Henry Cotton was the best British golfer of his era. Many of his biggest wins came in the 1930s, and he won three Open Championship titles.

Born: Jan. 26, 1907 in Chesire, England
Died: Dec. 22, 1987
Nickname: Maestro

Tour Victories:

• PGA Tour: 3 (all British Open titles)

Cotton rarely played in the United States, and today's European Tour didn't exist in his time. But on the British and European pro golf circuits that did exist in his day, Cotton won 31 professional titles.

Major Championships:

• British Open: 1934, 1937, 1948

Awards and Honors:

• Member, World Golf Hall of Fame
• Member, British Ryder Cup team, 1929, 1937, 1947
• Captain, Great Britain Ryder Cup team, 1947 and 1953

Quote, Unquote:

• Henry Cotton: "The best is always good enough for me."

• Henry Cotton: "To be a champion, you must act like one."


There was a long period in golf during which the Dunlop 65 was one of the best-known golf balls.
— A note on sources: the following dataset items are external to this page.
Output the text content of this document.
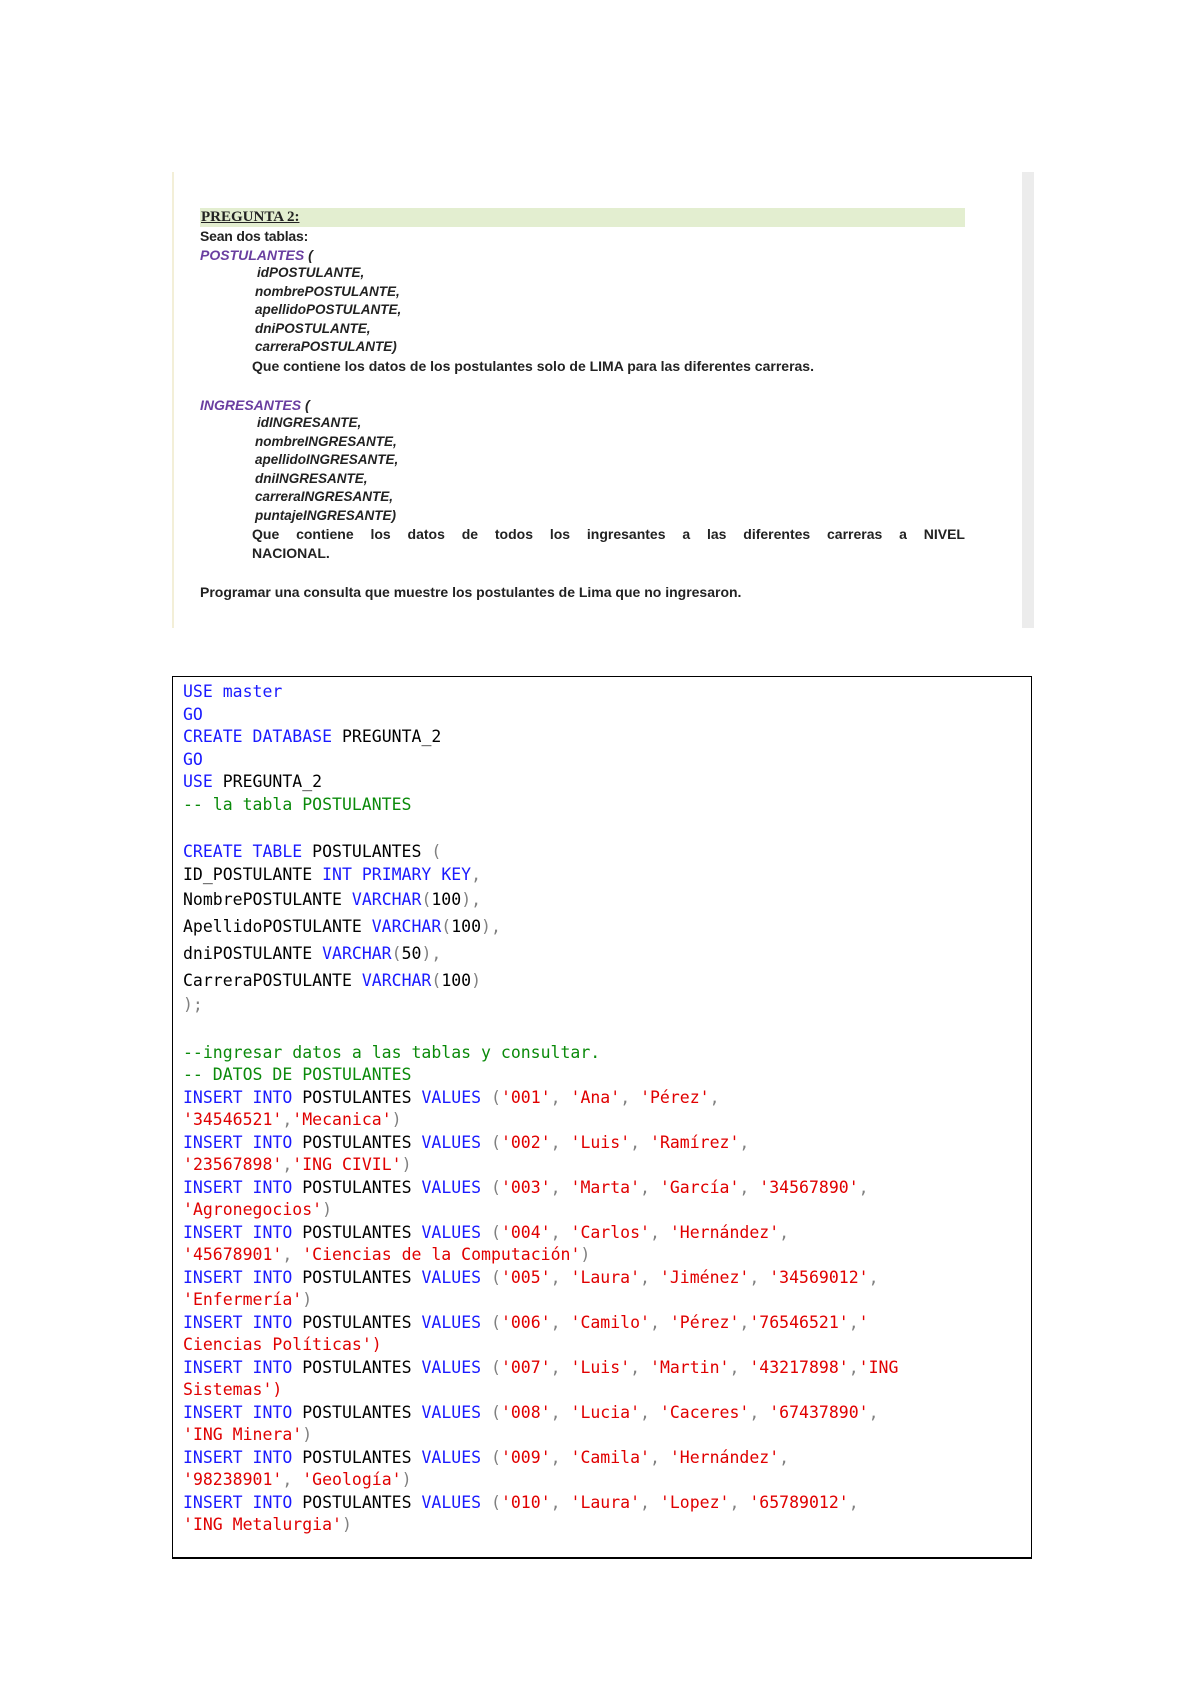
PREGUNTA 2:
Sean dos tablas:
POSTULANTES (
idPOSTULANTE,
nombrePOSTULANTE,
apellidoPOSTULANTE,
dniPOSTULANTE,
carreraPOSTULANTE)
Que contiene los datos de los postulantes solo de LIMA para las diferentes carreras.
INGRESANTES (
idINGRESANTE,
nombreINGRESANTE,
apellidoINGRESANTE,
dniINGRESANTE,
carreraINGRESANTE,
puntajeINGRESANTE)
Que contiene los datos de todos los ingresantes a las diferentes carreras a NIVEL
NACIONAL.
Programar una consulta que muestre los postulantes de Lima que no ingresaron.
USE master
GO
CREATE DATABASE PREGUNTA_2
GO
USE PREGUNTA_2
-- la tabla POSTULANTES
CREATE TABLE POSTULANTES (
ID_POSTULANTE INT PRIMARY KEY,
NombrePOSTULANTE VARCHAR(100),
ApellidoPOSTULANTE VARCHAR(100),
dniPOSTULANTE VARCHAR(50),
CarreraPOSTULANTE VARCHAR(100)
);
--ingresar datos a las tablas y consultar.
-- DATOS DE POSTULANTES
INSERT INTO POSTULANTES VALUES ('001', 'Ana', 'Pérez',
'34546521','Mecanica')
INSERT INTO POSTULANTES VALUES ('002', 'Luis', 'Ramírez',
'23567898','ING CIVIL')
INSERT INTO POSTULANTES VALUES ('003', 'Marta', 'García', '34567890',
'Agronegocios')
INSERT INTO POSTULANTES VALUES ('004', 'Carlos', 'Hernández',
'45678901', 'Ciencias de la Computación')
INSERT INTO POSTULANTES VALUES ('005', 'Laura', 'Jiménez', '34569012',
'Enfermería')
INSERT INTO POSTULANTES VALUES ('006', 'Camilo', 'Pérez','76546521','
Ciencias Políticas')
INSERT INTO POSTULANTES VALUES ('007', 'Luis', 'Martin', '43217898','ING
Sistemas')
INSERT INTO POSTULANTES VALUES ('008', 'Lucia', 'Caceres', '67437890',
'ING Minera')
INSERT INTO POSTULANTES VALUES ('009', 'Camila', 'Hernández',
'98238901', 'Geología')
INSERT INTO POSTULANTES VALUES ('010', 'Laura', 'Lopez', '65789012',
'ING Metalurgia')
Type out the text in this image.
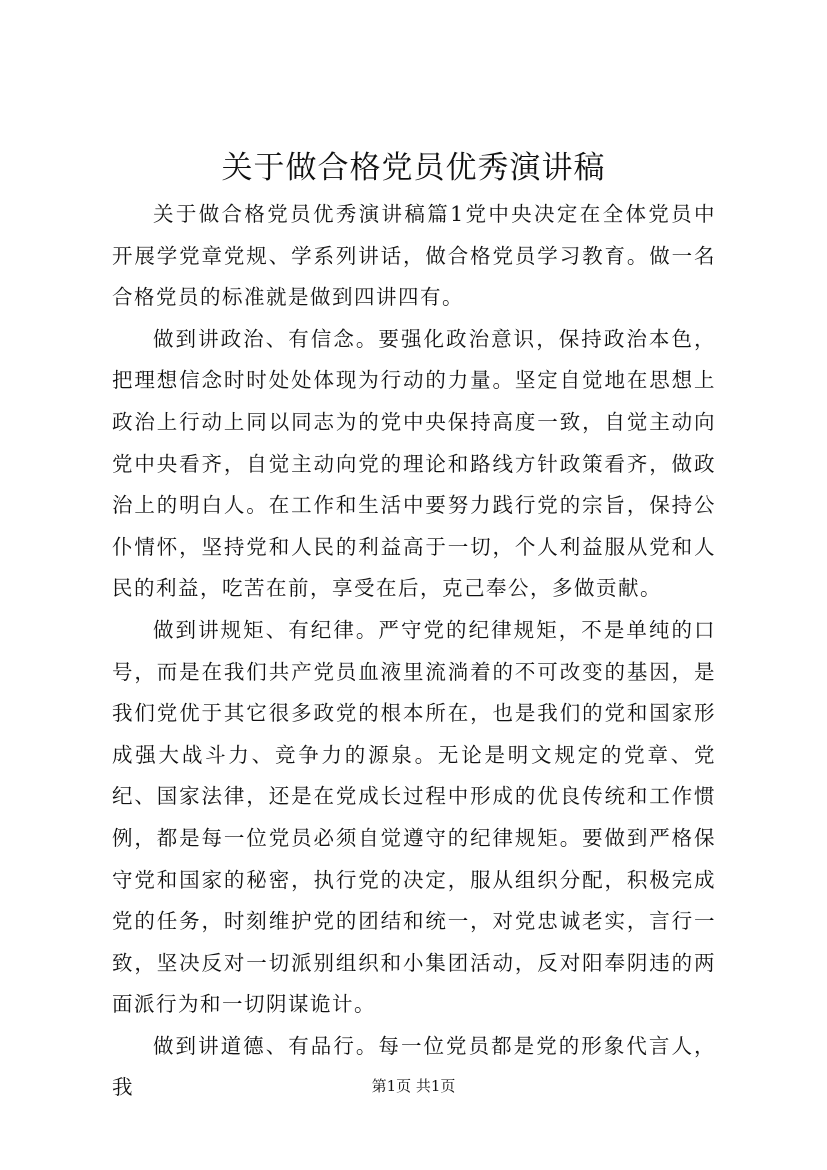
关于做合格党员优秀演讲稿

关于做合格党员优秀演讲稿篇1党中央决定在全体党员中开展学党章党规、学系列讲话，做合格党员学习教育。做一名合格党员的标准就是做到四讲四有。

做到讲政治、有信念。要强化政治意识，保持政治本色，把理想信念时时处处体现为行动的力量。坚定自觉地在思想上政治上行动上同以同志为的党中央保持高度一致，自觉主动向党中央看齐，自觉主动向党的理论和路线方针政策看齐，做政治上的明白人。在工作和生活中要努力践行党的宗旨，保持公仆情怀，坚持党和人民的利益高于一切，个人利益服从党和人民的利益，吃苦在前，享受在后，克己奉公，多做贡献。

做到讲规矩、有纪律。严守党的纪律规矩，不是单纯的口号，而是在我们共产党员血液里流淌着的不可改变的基因，是我们党优于其它很多政党的根本所在，也是我们的党和国家形成强大战斗力、竞争力的源泉。无论是明文规定的党章、党纪、国家法律，还是在党成长过程中形成的优良传统和工作惯例，都是每一位党员必须自觉遵守的纪律规矩。要做到严格保守党和国家的秘密，执行党的决定，服从组织分配，积极完成党的任务，时刻维护党的团结和统一，对党忠诚老实，言行一致，坚决反对一切派别组织和小集团活动，反对阳奉阴违的两面派行为和一切阴谋诡计。

做到讲道德、有品行。每一位党员都是党的形象代言人，我	第1页 共1页
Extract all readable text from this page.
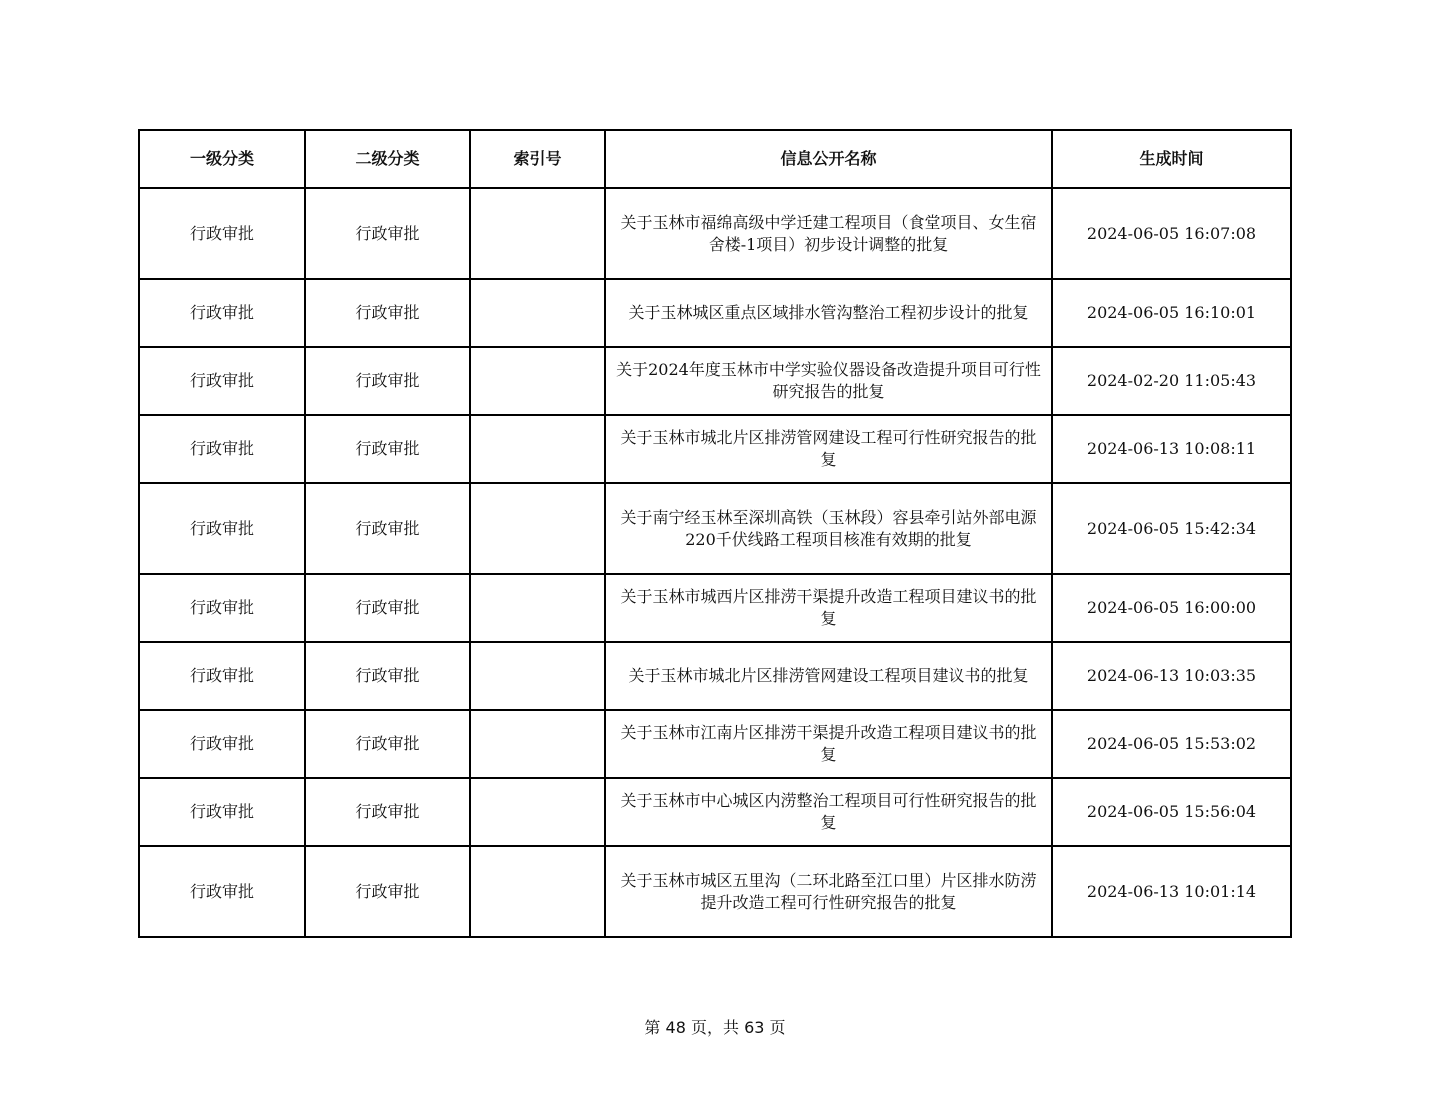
一级分类	二级分类	索引号	信息公开名称	生成时间
行政审批	行政审批		关于玉林市福绵高级中学迁建工程项目（食堂项目、女生宿舍楼-1项目）初步设计调整的批复	2024-06-05 16:07:08
行政审批	行政审批		关于玉林城区重点区域排水管沟整治工程初步设计的批复	2024-06-05 16:10:01
行政审批	行政审批		关于2024年度玉林市中学实验仪器设备改造提升项目可行性研究报告的批复	2024-02-20 11:05:43
行政审批	行政审批		关于玉林市城北片区排涝管网建设工程可行性研究报告的批复	2024-06-13 10:08:11
行政审批	行政审批		关于南宁经玉林至深圳高铁（玉林段）容县牵引站外部电源220千伏线路工程项目核准有效期的批复	2024-06-05 15:42:34
行政审批	行政审批		关于玉林市城西片区排涝干渠提升改造工程项目建议书的批复	2024-06-05 16:00:00
行政审批	行政审批		关于玉林市城北片区排涝管网建设工程项目建议书的批复	2024-06-13 10:03:35
行政审批	行政审批		关于玉林市江南片区排涝干渠提升改造工程项目建议书的批复	2024-06-05 15:53:02
行政审批	行政审批		关于玉林市中心城区内涝整治工程项目可行性研究报告的批复	2024-06-05 15:56:04
行政审批	行政审批		关于玉林市城区五里沟（二环北路至江口里）片区排水防涝提升改造工程可行性研究报告的批复	2024-06-13 10:01:14
第 48 页，共 63 页
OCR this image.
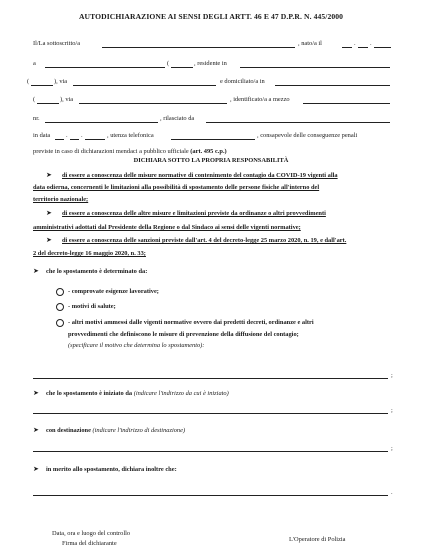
AUTODICHIARAZIONE AI SENSI DEGLI ARTT. 46 E 47 D.P.R. N. 445/2000
Il/La sottoscritto/a	, nato/a il	. .
a	(	, residente in
(	), via	e domiciliato/a in
(	), via	, identificato/a a mezzo
nr.	, rilasciato da
in data . .	, utenza telefonica	, consapevole delle conseguenze penali
previste in caso di dichiarazioni mendaci a pubblico ufficiale (art. 495 c.p.)
DICHIARA SOTTO LA PROPRIA RESPONSABILITÀ
➤ di essere a conoscenza delle misure normative di contenimento del contagio da COVID-19 vigenti alla
data odierna, concernenti le limitazioni alla possibilità di spostamento delle persone fisiche all'interno del
territorio nazionale;
➤ di essere a conoscenza delle altre misure e limitazioni previste da ordinanze o altri provvedimenti
amministrativi adottati dal Presidente della Regione o dal Sindaco ai sensi delle vigenti normative;
➤ di essere a conoscenza delle sanzioni previste dall'art. 4 del decreto-legge 25 marzo 2020, n. 19, e dall'art.
2 del decreto-legge 16 maggio 2020, n. 33;
➤ che lo spostamento è determinato da:
- comprovate esigenze lavorative;
- motivi di salute;
- altri motivi ammessi dalle vigenti normative ovvero dai predetti decreti, ordinanze e altri
provvedimenti che definiscono le misure di prevenzione della diffusione del contagio;
(specificare il motivo che determina lo spostamento):
;
➤ che lo spostamento è iniziato da (indicare l'indirizzo da cui è iniziato)
;
➤ con destinazione (indicare l'indirizzo di destinazione)
;
➤ in merito allo spostamento, dichiara inoltre che:
.
Data, ora e luogo del controllo
Firma del dichiarante
L'Operatore di Polizia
That ball was named in honor of a round of 65 that Cotton fired in the second round of his first Open Championship win in 1934. At the time, Cotton's 65 set a new British Open scoring record.

Henry Cotton Biography:

Henry Cotton was the greatest English golfer from the long period between the careers of Harry Vardon and Nick Faldo. He was equal parts flamboyant showman and disciplined shotmaker; as one person commented during his playing career, Cotton was "equal parts Hagen and Hogan."

Cotton was primarily a cricket player in his youth, but switched to golf at age 12. Five short years later, at age 17 in 1924, he turned pro.

While he rarely played in America during his career, he became known to golf fans round the world with his 1934 British Open victory.

He anchored three British Ryder Cup teams, and in 1937 - with the entire U.S. Ryder Cup team playing - he won his second British Open.

That season was his best, as he also won several other national championships across Europe.

Cotton played in only one U.S. Open during his best years in the 1930s, and was denied more opportunities by World War II. During WWII, Cotton served in the Royal Air Force. He organized exhibition matches with other professionals to raise money for the Red Cross, and the following the war was presented with the M.B.E.

At war's end, he returned to golf, winning the Open Championship again in 1948. Along the way, he had also won the British PGA three times. He had played his first British Open in 1927, and his last came 50 years later in 1977.

Cotton was known for working extremely hard at his game, sometimes practicing until his hands bled, but also for his high living. He was a lover of champagne, caviar and tailored clothes; he lived for a while in a suite at a 5-star hotel, and later bought an estate complete with butler and full staff, traveling everywhere in a Rolls-Royce.

In his later years, Cotton designed golf courses and wrote 10 books. He also founded the Golf Foundation, which helped thousands of young boys and girls get started in golf.

He was knighted, becoming Sir Henry Cotton, in 1987 shortly before his death.

Henry Cotton was inducted into the World Golf Hall of Fame in 1980.